I hissed at him to keep it down and that my parents are still asleep.

"Wendy you bitch what the hell are you doing calling me at 5am on a friggen Saturday?" he screamed making sure I heard the 5am which I had to admit was pretty early for most people. However, my parents were a different story all together. Plus I was starting to get nervous about the position Kyle was now laying. It seemed during the night he had slumped down to where all the stuffed animals were covering his head and the rest of him was fully exposed to my parents if the were to walk into my room. This nearly gave me a heart attack which is why I had to quickly cover his body back up with the stuffed animals and prop his head up again so he didn't suffocate.

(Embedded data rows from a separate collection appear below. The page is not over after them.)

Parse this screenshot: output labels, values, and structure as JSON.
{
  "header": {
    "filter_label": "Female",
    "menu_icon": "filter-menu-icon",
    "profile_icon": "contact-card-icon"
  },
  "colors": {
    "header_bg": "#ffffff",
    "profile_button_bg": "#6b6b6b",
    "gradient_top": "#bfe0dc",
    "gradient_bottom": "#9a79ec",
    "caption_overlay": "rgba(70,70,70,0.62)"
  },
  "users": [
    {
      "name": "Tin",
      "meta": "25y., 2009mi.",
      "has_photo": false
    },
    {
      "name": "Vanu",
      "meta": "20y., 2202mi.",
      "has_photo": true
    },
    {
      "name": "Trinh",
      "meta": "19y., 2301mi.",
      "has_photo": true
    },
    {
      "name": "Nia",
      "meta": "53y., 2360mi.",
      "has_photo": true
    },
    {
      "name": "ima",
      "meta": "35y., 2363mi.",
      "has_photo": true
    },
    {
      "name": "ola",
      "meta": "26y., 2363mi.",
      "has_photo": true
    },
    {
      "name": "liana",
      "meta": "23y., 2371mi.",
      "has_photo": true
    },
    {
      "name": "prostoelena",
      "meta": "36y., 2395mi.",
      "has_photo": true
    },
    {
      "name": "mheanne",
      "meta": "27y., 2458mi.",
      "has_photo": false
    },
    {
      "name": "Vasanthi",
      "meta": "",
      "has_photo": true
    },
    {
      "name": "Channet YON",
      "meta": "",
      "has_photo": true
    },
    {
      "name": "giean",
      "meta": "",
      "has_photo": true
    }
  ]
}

"Because fatass you told me you would show me a secret place to keep Kyle so that my parents don't find out that we kidnapped him," I explained while rolling my eyes.

"Hey, don't call me fat and besides was it really necessary to call at 5 o' fucking clock in the friggen morning?" he was still hung up on what time it was it seemed.

"Yes it was necessary for me to call you at 5 o' clock in the morning because I want to move Kyle out of my room before my parents wake up and they normally get up at around 6:30," I said hating my parent for not sleeping in like normal people.

All I could here from the other end was silence.

"Cartman, hello Cartman are you there?" I asked hoping the little fucker hadn't fallen asleep on me.

"Fine," I heard him say. "I'll be there in a few minute."

And with that he hung up. Although, knowing him it would probably be more then a 'few minutes'.

When Cartman did finally get here it was already 6 o' clock and we had a little less than thirty minutes to get Kyle out of my room and to whereever the fuck Cartman was going to take us. Of course that was if I didn't kill the fat pig before we got there.

"Hey why do I have to carry the Jew," he complained.

"Because you carried him to my room last night dumbass," I retorted.

"Hey don't call me fat," he snapped. Obviously after years of people calling him fatass (mostly Kyle) Cartman's reply to any sentence ending in ass came automatically.

"I didn't call you a fatass I called you a dumbass you fucking retard," I fired back.

"Hey"

And that was all he could say before we were out of the door and heading to the myserious place where the still unconcious Kyle would be staying for then next few days in.